I don't know how I missed it before, but A Christmas Carol is obviously an anti-corporate screed. It is a critique of Scrooge, a capitalist who refuses to give his employees fair working conditions: no living wage, no eight hour working day, no five day work week, no vacation days, no day off for Christmas, etc. Scrooge hates Christmas, not because he hates people in general (as the musical version would have it), but because Christmas is bad for business. He is being asked to give Bob Cratchit a day off with pay and to give money to various charities. He thinks the whole holiday is a scam by lazy poor people to get money out of hard working rich people. But in the 20th Century, Scrooge got his revenge. He managed to turn Christmas into a money-making business. Even if he has to give people a day off from work, he still makes a profit because he has made their celebration of the holiday all about getting and spending.

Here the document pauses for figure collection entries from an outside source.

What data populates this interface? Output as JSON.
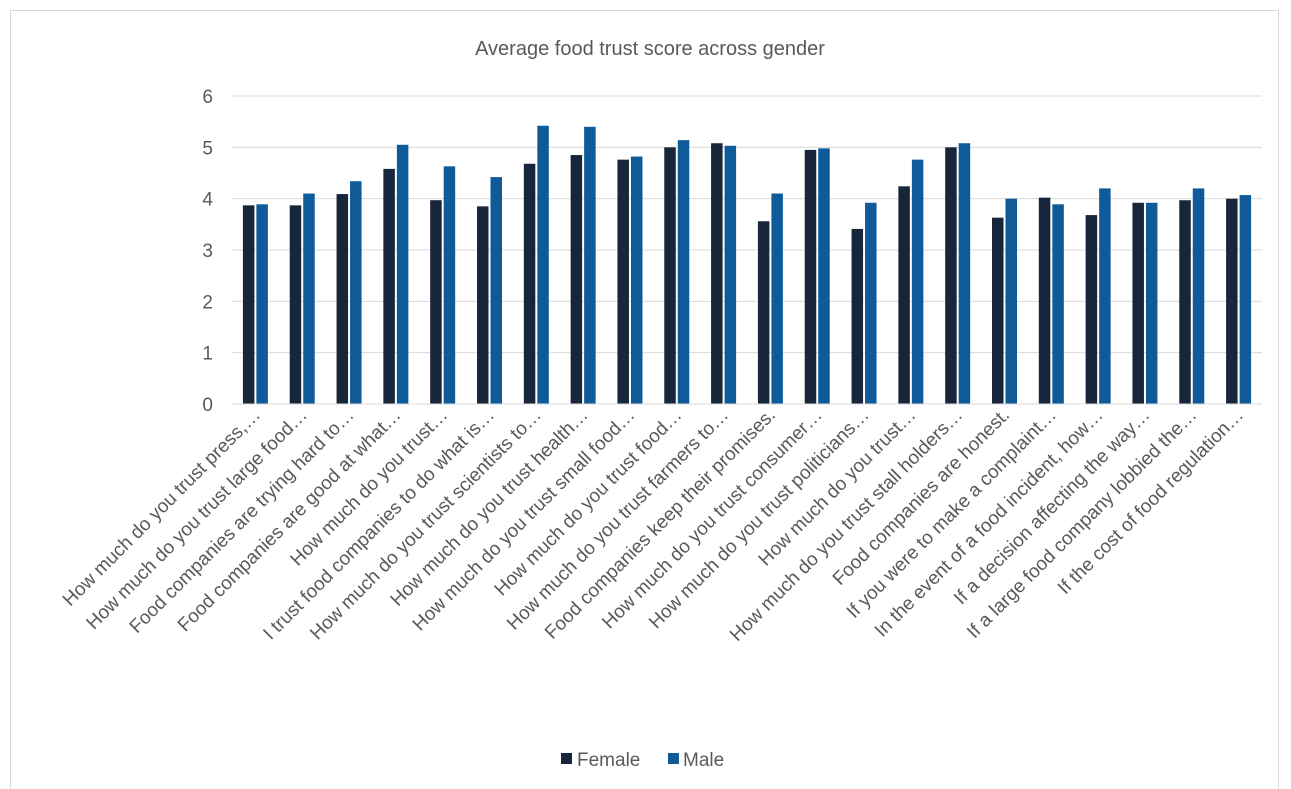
{
  "chart_data": {
    "type": "bar",
    "title": "Average food trust score across gender",
    "xlabel": "",
    "ylabel": "",
    "ylim": [
      0,
      6
    ],
    "yticks": [
      0,
      1,
      2,
      3,
      4,
      5,
      6
    ],
    "grid": true,
    "legend_position": "bottom",
    "categories": [
      "How much do you trust press,…",
      "How much do you trust large food…",
      "Food companies are trying hard to…",
      "Food companies are good at what…",
      "How much do you trust…",
      "I trust food companies to do what is…",
      "How much do you trust scientists to…",
      "How much do you trust health…",
      "How much do you trust small food…",
      "How much do you trust food…",
      "How much do you trust farmers to…",
      "Food companies keep their promises.",
      "How much do you trust consumer…",
      "How much do you trust politicians…",
      "How much do you trust…",
      "How much do you trust stall holders…",
      "Food companies are honest.",
      "If you were to make a complaint…",
      "In the event of a food incident, how…",
      "If a decision affecting the way…",
      "If a large food company lobbied the…",
      "If the cost of food regulation…"
    ],
    "series": [
      {
        "name": "Female",
        "color": "#17263a",
        "values": [
          3.87,
          3.87,
          4.09,
          4.58,
          3.97,
          3.85,
          4.68,
          4.85,
          4.76,
          5.0,
          5.08,
          3.56,
          4.95,
          3.41,
          4.24,
          5.0,
          3.63,
          4.02,
          3.68,
          3.92,
          3.97,
          4.0
        ]
      },
      {
        "name": "Male",
        "color": "#0f5b99",
        "values": [
          3.89,
          4.1,
          4.34,
          5.05,
          4.63,
          4.42,
          5.42,
          5.4,
          4.82,
          5.14,
          5.03,
          4.1,
          4.98,
          3.92,
          4.76,
          5.08,
          4.0,
          3.89,
          4.2,
          3.92,
          4.2,
          4.07
        ]
      }
    ]
  }
}
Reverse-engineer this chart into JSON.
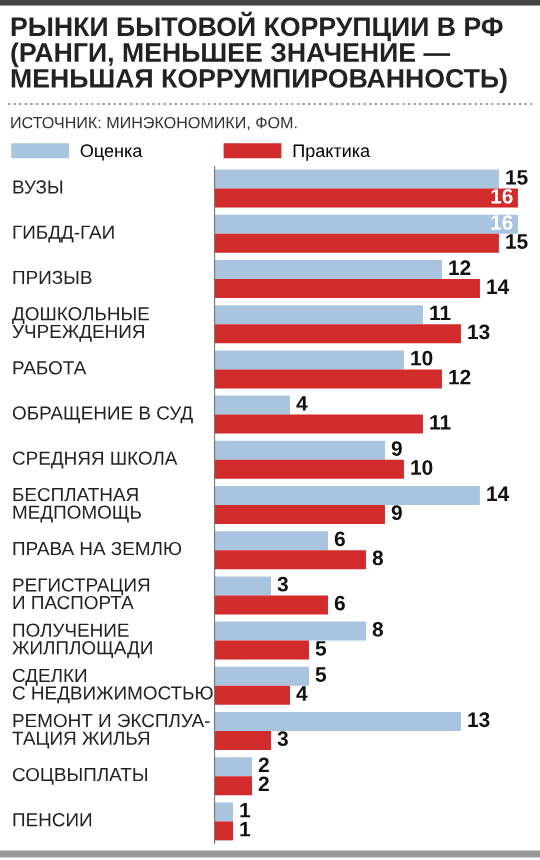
{
  "chart_data": {
    "type": "bar",
    "orientation": "horizontal",
    "title": "РЫНКИ БЫТОВОЙ КОРРУПЦИИ В РФ\n(РАНГИ, МЕНЬШЕЕ ЗНАЧЕНИЕ —\nМЕНЬШАЯ КОРРУМПИРОВАННОСТЬ)",
    "annotations": [
      "ИСТОЧНИК: МИНЭКОНОМИКИ, ФОМ."
    ],
    "categories": [
      "ВУЗЫ",
      "ГИБДД-ГАИ",
      "ПРИЗЫВ",
      "ДОШКОЛЬНЫЕ\nУЧРЕЖДЕНИЯ",
      "РАБОТА",
      "ОБРАЩЕНИЕ В СУД",
      "СРЕДНЯЯ ШКОЛА",
      "БЕСПЛАТНАЯ\nМЕДПОМОЩЬ",
      "ПРАВА НА ЗЕМЛЮ",
      "РЕГИСТРАЦИЯ\nИ ПАСПОРТА",
      "ПОЛУЧЕНИЕ\nЖИЛПЛОЩАДИ",
      "СДЕЛКИ\nС НЕДВИЖИМОСТЬЮ",
      "РЕМОНТ И ЭКСПЛУА-\nТАЦИЯ ЖИЛЬЯ",
      "СОЦВЫПЛАТЫ",
      "ПЕНСИИ"
    ],
    "series": [
      {
        "name": "Оценка",
        "color": "#a9c4de",
        "values": [
          15,
          16,
          12,
          11,
          10,
          4,
          9,
          14,
          6,
          3,
          8,
          5,
          13,
          2,
          1
        ]
      },
      {
        "name": "Практика",
        "color": "#d12b2b",
        "values": [
          16,
          15,
          14,
          13,
          12,
          11,
          10,
          9,
          8,
          6,
          5,
          4,
          3,
          2,
          1
        ]
      }
    ],
    "data_labels": true,
    "legend": "top"
  }
}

I don't have it in for celebration of what Dickens calls the spirit of Christmas. In fact, Dickens's point seems to be that the spirit of Christmas is to be generous to those less fortunate than yourself. (The ghost of dead businessman Jacob Marley tells Scrooge that "'Tis mankind should be our business, though we [capitalists] rarely attend to it.") And I don't even have it in for making merry -- decorating trees, dancing, driking, exchanging gifts. I've written on this blog about my theory of Christian art as redemption of secular culture, and that's what most of our Christmas traditions are about: baptizing pagan rites for Christian purposes. But there are some things that can't be redeemed. Violence is one of them. Consumerism is another. When you try to sell Christmas, the pagan (in this case, American capitalist) element wins, and the Christian attempt at redemption is overwhelmed.
So I say a hearty "Humbug!" on Scroogified gift-centered capitalist Christmas. And wish you instead a truly Dickensian semi-socialist merry Christ-Mass.